In the 1990s, drug companies turned out a number of remarkably successful products, such as Prozac and Lipitor, and investors expected the pattern to continue into the new century. It didn’t. Breakthroughs in science come at an achingly slow pace most of the time, Jenner says, but every so often they arrive in droves. Those fertile periods are devilishly hard to predict. Right now, we’re between leaps.

Still, there have been big advances in drugs for Hepatitis C and multiple sclerosis. Trials are underway for two potential blockbusters in Alzheimer’s treatment, but so far the effectiveness of both drugs is unproven.

I think that Jenner’s background as a medical doctor is a big plus in analyzing drugs and medical devices.

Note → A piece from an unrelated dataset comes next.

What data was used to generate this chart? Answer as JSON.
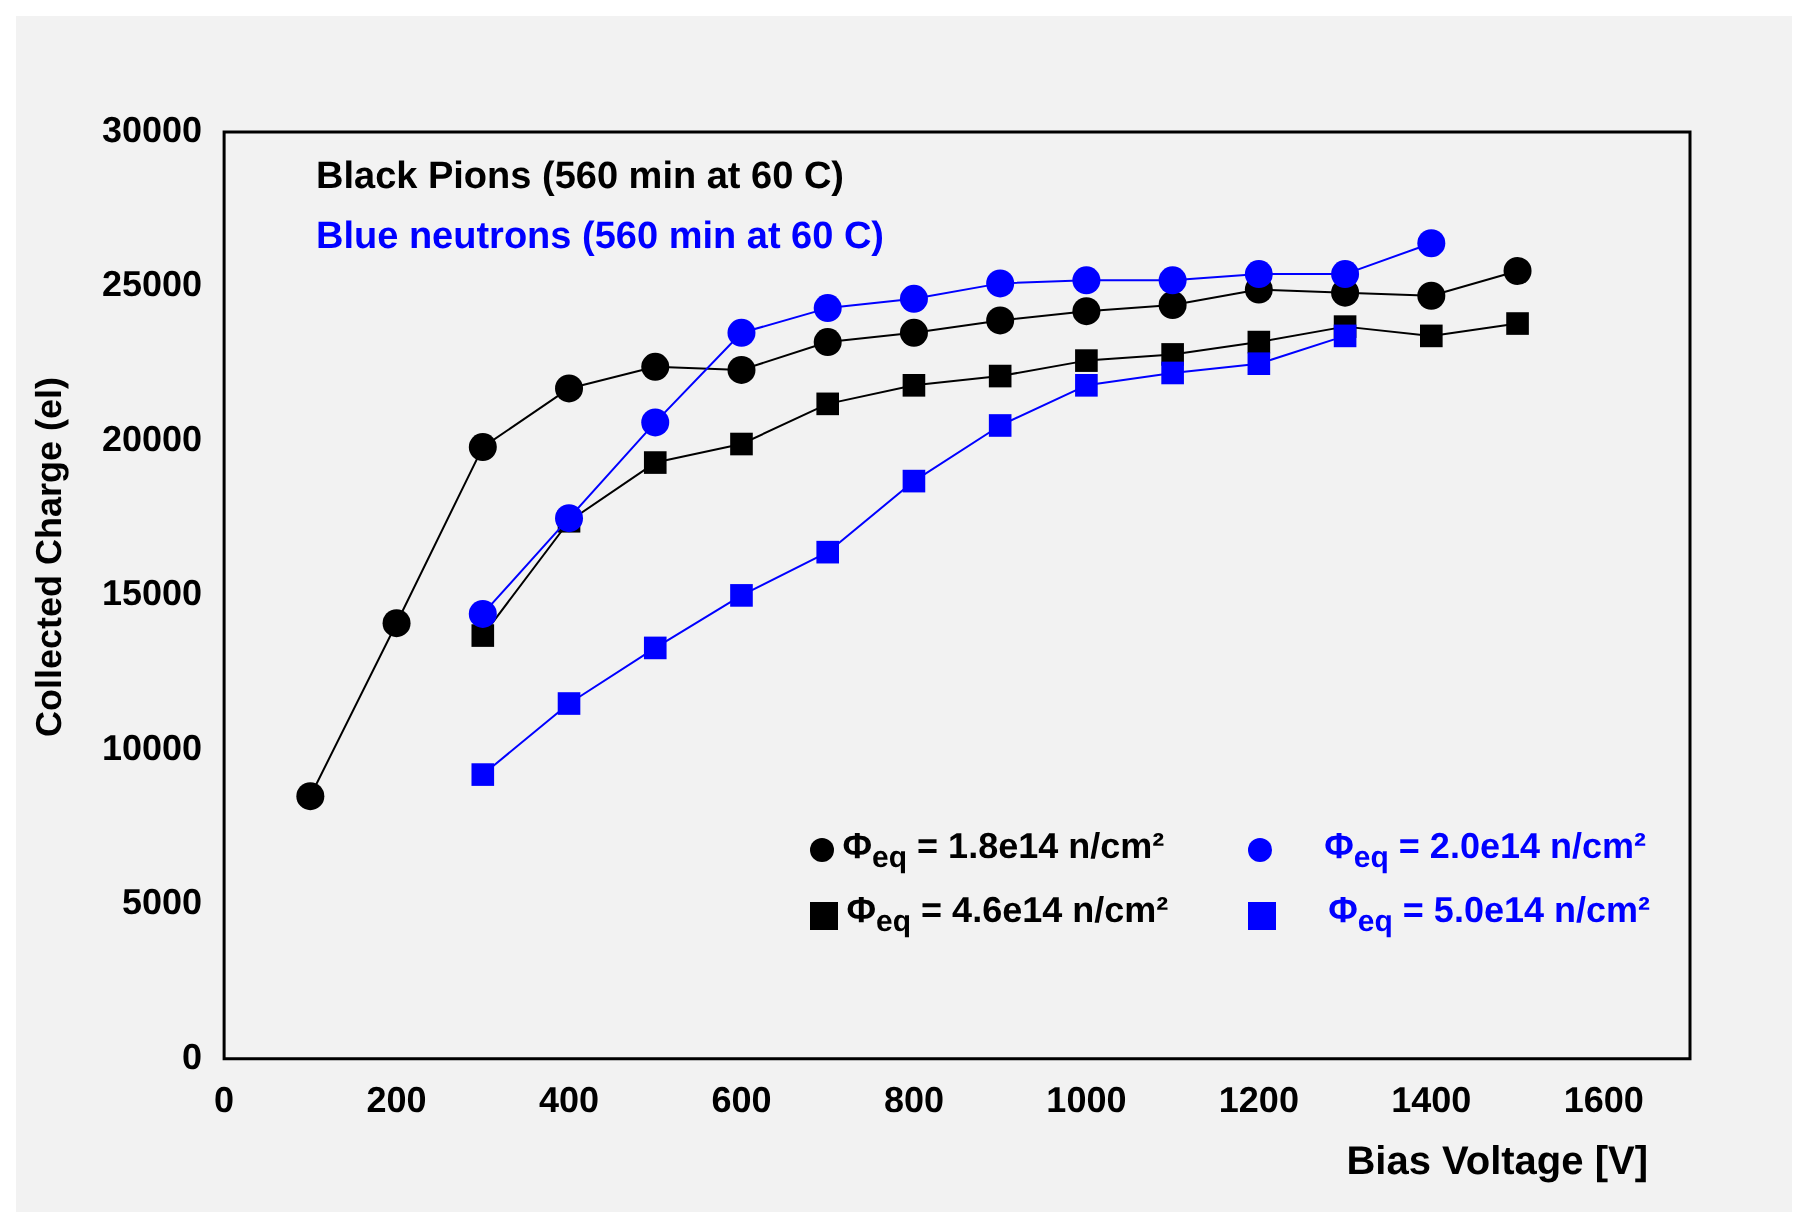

He completed the course work to be a surgeon and was working as a resident when he had a change of heart.

He recalls the moment he realized he was in the wrong field: “I was walking down a hospital corridor, and I saw one of the senior physicians in my field with a medical journal under his arm. I was carrying the Wall Street Journal.” Jenner, who successfully traded stocks through medical school, decided to switch careers. Shareholders are fortunate that he did.

As much as I like him, though, it’s important not to go overboard with T. Rowe Price Health Sciences. No sector fund should account for more than 5% to 10% of your stock holdings.

Steven T. Goldberg (bio) is an investment adviser in the Washington, D.C. area.